En mis tres entradas anteriores, quise agradecer a mis lectores de Estados Unidos su interés en este blog. Las escribí en inglés, porque estoy seguro de que, viviendo en aquel país, manejan perfectamente el inglés, aunque me lean en español. Pensé también que muchos de los que me siguen en España podrían leer esos textos. Utilicé una traducción de un relato mío, Una noche en Nueva York.
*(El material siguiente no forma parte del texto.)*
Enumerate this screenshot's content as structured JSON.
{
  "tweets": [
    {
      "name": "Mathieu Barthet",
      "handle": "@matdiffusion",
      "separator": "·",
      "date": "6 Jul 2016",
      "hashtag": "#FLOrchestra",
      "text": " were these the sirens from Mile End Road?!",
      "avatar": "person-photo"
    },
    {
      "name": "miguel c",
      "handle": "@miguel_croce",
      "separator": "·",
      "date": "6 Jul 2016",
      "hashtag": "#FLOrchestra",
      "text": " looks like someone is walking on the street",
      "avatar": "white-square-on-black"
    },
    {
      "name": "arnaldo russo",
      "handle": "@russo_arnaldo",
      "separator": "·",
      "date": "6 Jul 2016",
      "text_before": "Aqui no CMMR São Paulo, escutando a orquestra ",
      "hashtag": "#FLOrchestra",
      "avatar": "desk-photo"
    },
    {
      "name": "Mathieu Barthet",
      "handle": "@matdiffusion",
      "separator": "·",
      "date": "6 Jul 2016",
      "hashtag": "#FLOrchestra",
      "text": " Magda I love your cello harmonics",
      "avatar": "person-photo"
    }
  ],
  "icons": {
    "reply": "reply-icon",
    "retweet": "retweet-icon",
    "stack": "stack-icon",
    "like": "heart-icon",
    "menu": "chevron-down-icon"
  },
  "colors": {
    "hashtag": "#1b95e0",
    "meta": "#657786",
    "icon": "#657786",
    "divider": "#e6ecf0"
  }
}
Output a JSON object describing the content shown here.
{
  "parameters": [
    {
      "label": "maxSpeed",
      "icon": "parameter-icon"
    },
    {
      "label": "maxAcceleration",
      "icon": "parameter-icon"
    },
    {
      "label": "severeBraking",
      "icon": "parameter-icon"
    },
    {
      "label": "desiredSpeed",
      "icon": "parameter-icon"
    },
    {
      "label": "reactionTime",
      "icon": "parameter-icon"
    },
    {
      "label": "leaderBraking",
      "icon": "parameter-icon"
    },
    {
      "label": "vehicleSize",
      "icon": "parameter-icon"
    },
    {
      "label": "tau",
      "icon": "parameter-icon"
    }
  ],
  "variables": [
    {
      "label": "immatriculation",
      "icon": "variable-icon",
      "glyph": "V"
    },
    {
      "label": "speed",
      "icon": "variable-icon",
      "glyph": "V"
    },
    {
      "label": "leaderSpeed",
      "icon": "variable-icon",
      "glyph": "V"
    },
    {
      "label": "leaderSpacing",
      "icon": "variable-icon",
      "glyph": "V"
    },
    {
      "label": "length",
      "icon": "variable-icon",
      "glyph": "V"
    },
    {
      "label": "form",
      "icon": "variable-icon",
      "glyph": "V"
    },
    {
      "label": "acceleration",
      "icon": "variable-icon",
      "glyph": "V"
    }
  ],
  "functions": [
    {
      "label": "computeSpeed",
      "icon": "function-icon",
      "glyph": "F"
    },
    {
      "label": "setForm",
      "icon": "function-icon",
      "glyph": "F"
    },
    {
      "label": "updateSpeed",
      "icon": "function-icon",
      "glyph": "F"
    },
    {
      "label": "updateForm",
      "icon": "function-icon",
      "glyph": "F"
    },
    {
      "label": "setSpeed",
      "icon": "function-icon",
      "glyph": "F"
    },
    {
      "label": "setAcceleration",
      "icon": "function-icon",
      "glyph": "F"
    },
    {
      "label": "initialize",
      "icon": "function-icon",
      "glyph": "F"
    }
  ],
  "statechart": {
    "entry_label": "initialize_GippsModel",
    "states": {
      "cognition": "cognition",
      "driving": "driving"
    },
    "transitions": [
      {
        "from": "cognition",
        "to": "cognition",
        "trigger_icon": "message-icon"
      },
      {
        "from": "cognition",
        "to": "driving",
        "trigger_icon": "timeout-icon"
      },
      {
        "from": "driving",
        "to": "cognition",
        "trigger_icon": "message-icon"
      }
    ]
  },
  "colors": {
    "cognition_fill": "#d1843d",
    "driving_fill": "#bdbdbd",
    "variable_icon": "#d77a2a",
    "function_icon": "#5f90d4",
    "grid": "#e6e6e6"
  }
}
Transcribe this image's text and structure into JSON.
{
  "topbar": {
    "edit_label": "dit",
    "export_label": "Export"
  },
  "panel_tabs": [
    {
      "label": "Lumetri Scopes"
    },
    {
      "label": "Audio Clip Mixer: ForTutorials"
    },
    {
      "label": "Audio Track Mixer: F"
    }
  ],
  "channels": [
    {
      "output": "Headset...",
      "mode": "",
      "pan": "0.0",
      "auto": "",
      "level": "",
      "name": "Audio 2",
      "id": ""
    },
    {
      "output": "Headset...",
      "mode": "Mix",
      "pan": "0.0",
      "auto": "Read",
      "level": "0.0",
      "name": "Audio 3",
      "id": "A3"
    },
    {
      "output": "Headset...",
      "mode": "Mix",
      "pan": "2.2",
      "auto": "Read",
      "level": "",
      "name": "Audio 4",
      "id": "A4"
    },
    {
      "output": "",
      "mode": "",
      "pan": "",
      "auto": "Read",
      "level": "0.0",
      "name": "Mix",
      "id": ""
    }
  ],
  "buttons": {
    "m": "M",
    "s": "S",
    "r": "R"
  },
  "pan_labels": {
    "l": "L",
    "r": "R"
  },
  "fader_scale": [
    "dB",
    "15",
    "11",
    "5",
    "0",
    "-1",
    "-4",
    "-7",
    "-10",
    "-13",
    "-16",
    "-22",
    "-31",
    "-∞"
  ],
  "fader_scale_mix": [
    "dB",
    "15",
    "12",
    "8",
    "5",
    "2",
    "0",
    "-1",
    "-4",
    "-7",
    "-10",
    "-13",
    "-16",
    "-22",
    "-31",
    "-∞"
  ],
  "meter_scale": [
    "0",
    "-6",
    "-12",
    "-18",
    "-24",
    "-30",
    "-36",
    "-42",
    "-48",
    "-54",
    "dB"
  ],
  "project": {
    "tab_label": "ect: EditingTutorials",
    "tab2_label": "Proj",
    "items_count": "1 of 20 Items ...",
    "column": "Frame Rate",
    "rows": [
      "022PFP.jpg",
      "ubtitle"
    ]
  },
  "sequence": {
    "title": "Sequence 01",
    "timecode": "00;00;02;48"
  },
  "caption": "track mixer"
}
Naturalmente, vuelvo al castellano, la lengua que hablo menos mal. Ya dije cómo me intimida Borges cuando trato de escribir, porque veo un claro ejemplo de lo para mí inalcanzable. Por la misma razón, cuando sorprendo que coincidimos en algo, me llevo una gran alegría, sin olvidar las siderales distancias. La cultura —estoy dispuesto a conceder que tal vez sesgada, orientada hacia un  esoterismo inteligente y perturbador— permea todos los escritos borgianos. Mostré hace tiempo en este blog, un párrafo suyo en el que mencionaba las cimitarras de Nishapur, “en cuyos detenidos arcos de círculo parecían perdurar el viento y la violencia de la batalla”. En otro sitio nombra a alguien que murió en esa ciudad: Farid al-Din Abú Talib Muhámmad ben Ibrahim Attar, poeta y místico persa de la segunda mitad del siglo XII, víctima, precisamente en Nishapur, de los soldados de Tule, hijo de Gengis Kan, cuando expoliaron la ciudad en el año 1221.
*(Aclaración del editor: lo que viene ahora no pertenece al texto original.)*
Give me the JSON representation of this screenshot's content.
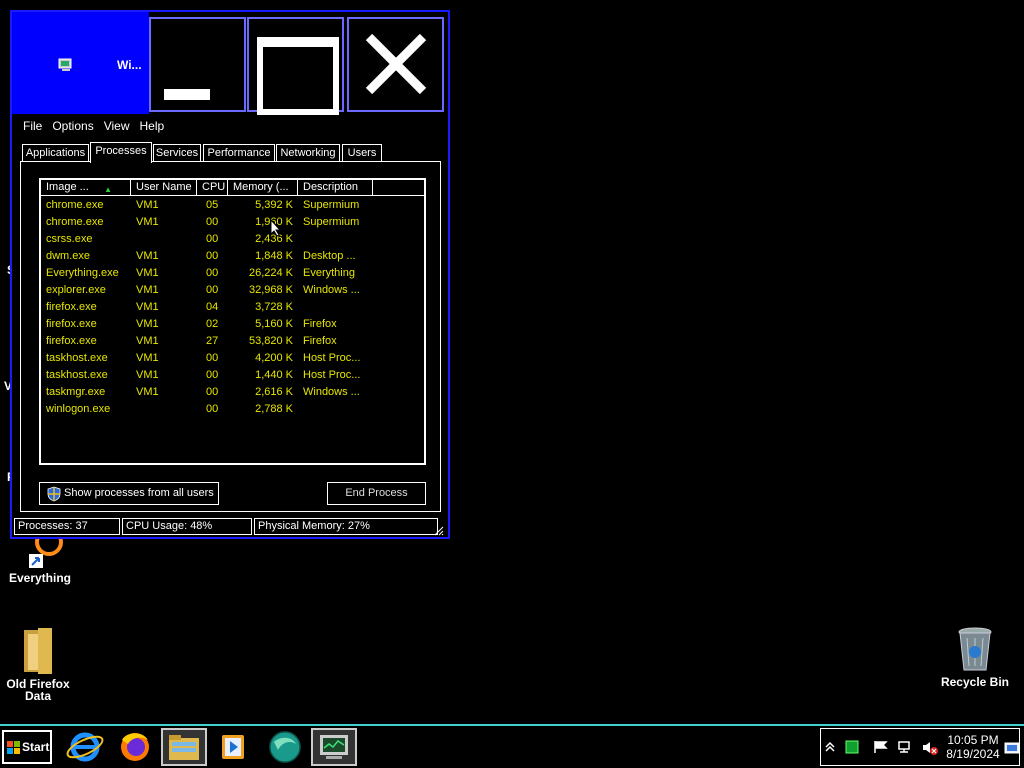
{
  "window": {
    "title": "Wi...",
    "menu": [
      "File",
      "Options",
      "View",
      "Help"
    ],
    "tabs": [
      "Applications",
      "Processes",
      "Services",
      "Performance",
      "Networking",
      "Users"
    ],
    "active_tab": "Processes",
    "columns": [
      "Image ...",
      "User Name",
      "CPU",
      "Memory (...",
      "Description"
    ],
    "processes": [
      {
        "image": "chrome.exe",
        "user": "VM1",
        "cpu": "05",
        "memory": "5,392 K",
        "description": "Supermium"
      },
      {
        "image": "chrome.exe",
        "user": "VM1",
        "cpu": "00",
        "memory": "1,960 K",
        "description": "Supermium"
      },
      {
        "image": "csrss.exe",
        "user": "",
        "cpu": "00",
        "memory": "2,436 K",
        "description": ""
      },
      {
        "image": "dwm.exe",
        "user": "VM1",
        "cpu": "00",
        "memory": "1,848 K",
        "description": "Desktop ..."
      },
      {
        "image": "Everything.exe",
        "user": "VM1",
        "cpu": "00",
        "memory": "26,224 K",
        "description": "Everything"
      },
      {
        "image": "explorer.exe",
        "user": "VM1",
        "cpu": "00",
        "memory": "32,968 K",
        "description": "Windows ..."
      },
      {
        "image": "firefox.exe",
        "user": "VM1",
        "cpu": "04",
        "memory": "3,728 K",
        "description": ""
      },
      {
        "image": "firefox.exe",
        "user": "VM1",
        "cpu": "02",
        "memory": "5,160 K",
        "description": "Firefox"
      },
      {
        "image": "firefox.exe",
        "user": "VM1",
        "cpu": "27",
        "memory": "53,820 K",
        "description": "Firefox"
      },
      {
        "image": "taskhost.exe",
        "user": "VM1",
        "cpu": "00",
        "memory": "4,200 K",
        "description": "Host Proc..."
      },
      {
        "image": "taskhost.exe",
        "user": "VM1",
        "cpu": "00",
        "memory": "1,440 K",
        "description": "Host Proc..."
      },
      {
        "image": "taskmgr.exe",
        "user": "VM1",
        "cpu": "00",
        "memory": "2,616 K",
        "description": "Windows ..."
      },
      {
        "image": "winlogon.exe",
        "user": "",
        "cpu": "00",
        "memory": "2,788 K",
        "description": ""
      }
    ],
    "show_all_label": "Show processes from all users",
    "end_process_label": "End Process",
    "status": {
      "processes": "Processes: 37",
      "cpu": "CPU Usage: 48%",
      "memory": "Physical Memory: 27%"
    }
  },
  "desktop": {
    "icons": [
      {
        "label": "Everything",
        "icon": "everything-shortcut-icon"
      },
      {
        "label": "Old Firefox Data",
        "icon": "folder-icon"
      },
      {
        "label": "Recycle Bin",
        "icon": "recycle-bin-icon"
      }
    ],
    "edge_chars": [
      "S",
      "V",
      "F"
    ]
  },
  "taskbar": {
    "start_label": "Start",
    "pinned": [
      "internet-explorer-icon",
      "firefox-icon",
      "file-explorer-icon",
      "media-player-icon",
      "browser-globe-icon",
      "task-manager-icon"
    ],
    "clock_time": "10:05 PM",
    "clock_date": "8/19/2024"
  },
  "colors": {
    "title_blue": "#0000ff",
    "row_text": "#e6e600",
    "taskbar_border": "#3fd0d0"
  }
}
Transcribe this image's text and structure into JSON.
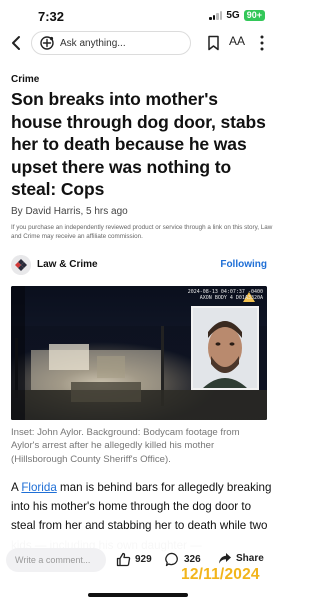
{
  "status_bar": {
    "time": "7:32",
    "network": "5G",
    "battery": "90+"
  },
  "nav": {
    "search_placeholder": "Ask anything...",
    "text_size_label": "AA"
  },
  "article": {
    "section": "Crime",
    "headline": "Son breaks into mother's house through dog door, stabs her to death because he was upset there was nothing to steal: Cops",
    "byline": "By David Harris, 5 hrs ago",
    "disclaimer": "If you purchase an independently reviewed product or service through a link on this story, Law and Crime may receive an affiliate commission.",
    "publisher": {
      "name": "Law & Crime",
      "follow_label": "Following"
    },
    "hero_image": {
      "camera_timestamp": "2024-08-13 04:07:37 -0400",
      "camera_device": "AXON BODY 4 D01A3320A"
    },
    "caption": "Inset: John Aylor. Background: Bodycam footage from Aylor's arrest after he allegedly killed his mother (Hillsborough County Sheriff's Office).",
    "body": {
      "prefix": "A ",
      "link_text": "Florida",
      "text": " man is behind bars for allegedly breaking into his mother's home through the dog door to steal from her and stabbing her to death while two kids — including his own daughter —"
    }
  },
  "bottom_bar": {
    "comment_placeholder": "Write a comment...",
    "likes": "929",
    "comments": "326",
    "share_label": "Share",
    "date_stamp": "12/11/2024"
  },
  "colors": {
    "link_blue": "#1f6fd6",
    "battery_green": "#33c759",
    "date_stamp_yellow": "#f2b51c"
  },
  "icons": [
    "back-arrow-icon",
    "copilot-icon",
    "bookmark-icon",
    "more-vertical-icon",
    "law-and-crime-logo-icon",
    "thumbs-up-icon",
    "comment-icon",
    "share-arrow-icon"
  ]
}
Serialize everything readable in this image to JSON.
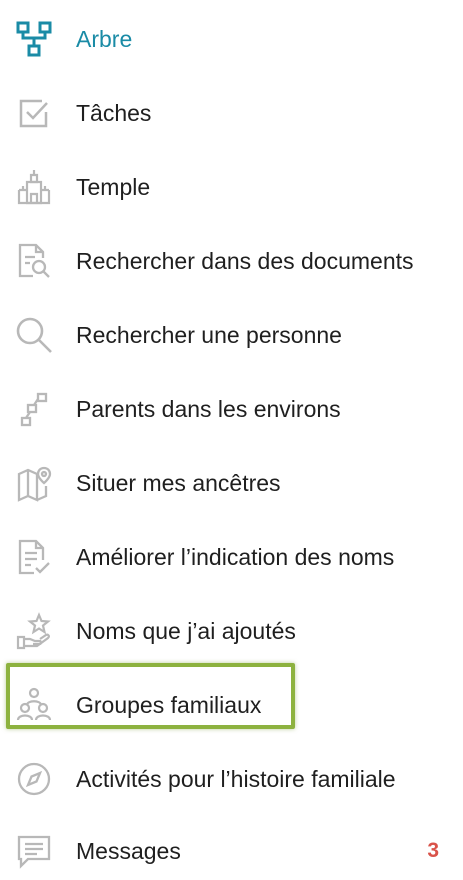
{
  "menu": {
    "items": [
      {
        "label": "Arbre",
        "icon": "tree-icon",
        "active": true
      },
      {
        "label": "Tâches",
        "icon": "tasks-checkbox-icon"
      },
      {
        "label": "Temple",
        "icon": "temple-icon"
      },
      {
        "label": "Rechercher dans des documents",
        "icon": "document-search-icon"
      },
      {
        "label": "Rechercher une personne",
        "icon": "magnifier-icon"
      },
      {
        "label": "Parents dans les environs",
        "icon": "relatives-nearby-icon"
      },
      {
        "label": "Situer mes ancêtres",
        "icon": "map-pin-icon"
      },
      {
        "label": "Améliorer l’indication des noms",
        "icon": "document-check-icon"
      },
      {
        "label": "Noms que j’ai ajoutés",
        "icon": "hand-star-icon"
      },
      {
        "label": "Groupes familiaux",
        "icon": "family-group-icon",
        "highlighted": true
      },
      {
        "label": "Activités pour l’histoire familiale",
        "icon": "compass-icon"
      },
      {
        "label": "Messages",
        "icon": "message-bubble-icon",
        "badge": "3"
      }
    ]
  },
  "colors": {
    "active": "#1a8ba6",
    "icon_gray": "#b8b8b8",
    "badge": "#d9534a",
    "highlight_border": "#8db23f"
  }
}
Y aquí se da una de esas coincidencias que me animan y exaltan. En un relato mío, El reino de Ta, me ocupo yo también del mismo poeta —de su Mantiq al Tayr (La conferencia de los pájaros), su obra más importante—, buscando indagar en la inasible naturaleza de un Dios casi siempre oculto. En ese relato sugiero una posible forma de felicidad en la vida ultraterrena, reviviendo, embellecido y múltiple, el pasado en la Tierra. Pues resulta que Borges menciona una idea del “pasado modificable” de Charles Howard Hinton, un escritor y matemático británico muy interesado en el concepto de la cuarta dimensión. No sé más de este autor, pero prometo perseguirlo con cierto ahínco. Ese es otro de los dones de Borges: su capacidad para incitarte a descubrir autores y mundos apasionantes y ubérrimos.
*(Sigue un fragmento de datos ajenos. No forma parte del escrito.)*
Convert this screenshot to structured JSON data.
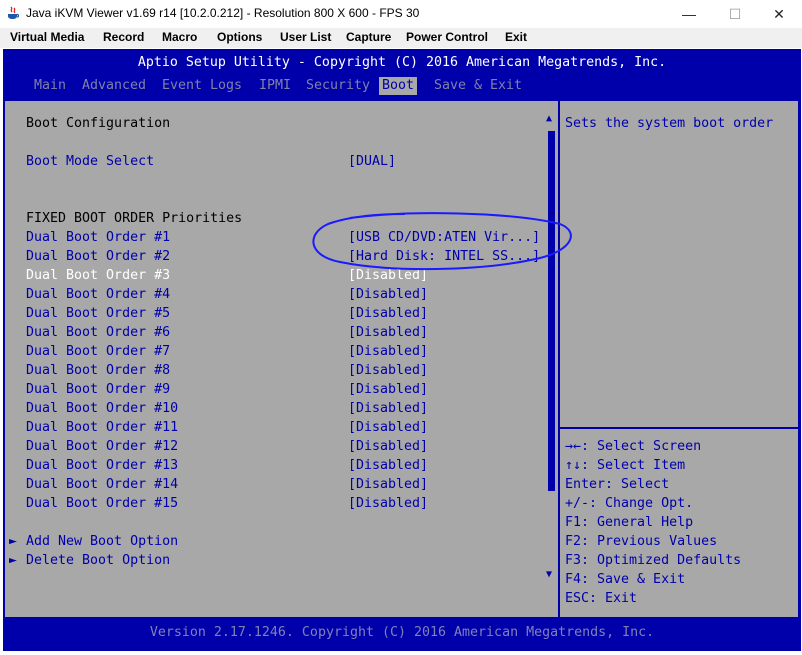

En otro momento habla Borges del rabino Simeón ben Azaí, que vio el paraíso y murió, y del famoso hechicero Juan de Viterbo, que enloqueció cuando pudo ver a la Trinidad. Perdóname, lector, si sucumbo a la tentación de copiarte un fragmento de otro relato mío, Viaje a Baviera, en el que el protagonista, a su regreso a España, cuenta:
 
        “No sé hasta cuándo podré soportar este sentimiento de privación y desamparo. Tras haber visto lo que he visto, no tiene sentido permanecer en el mundo. No lamento mi experiencia en Baviera y lo que me pregunto es por qué me sucedió a mí. Conozco bien la tradición mística, del antiguo Israel, de los cuatro sabios que vieron al Paraíso. El primero, Shimón ben Azai, lo contempló y murió en el acto. El segundo, Shimón ben Zoma, miró la Luz Brillante del Ha-Shem, no pudo resistirla y perdió la razón por completo. El tercero, Elisha Aher, vio la misma luz, comprendió que nada existe sino Dios, que nada vale ante Él, y abandonó para siempre el estudio de la Torah. El cuarto, el rabí Akiva ben Yosef, nombrado en el Talmud ‘cabeza de todos los sabios’, regresó esclarecido e indemne. Murió en Cesarea, mártir de los romanos, recitando la ‘shemá’, lleno de gozo y alegría. Yo también regresé, pero temo volverme loco, como Shimón ben Zoma, y anhelo con toda mi alma revivir lo que viví”.

        Estos pequeños paralelismos me hacen pensar que quizá uno no leyó del todo en vano, que algo del tiempo que dediqué al estudio no se perdió. Son como migajas del pan de Borges, como huellas suyas que encontrara en mi camino. Me reconcilian con él y me estimulan a seguir, a seguirle.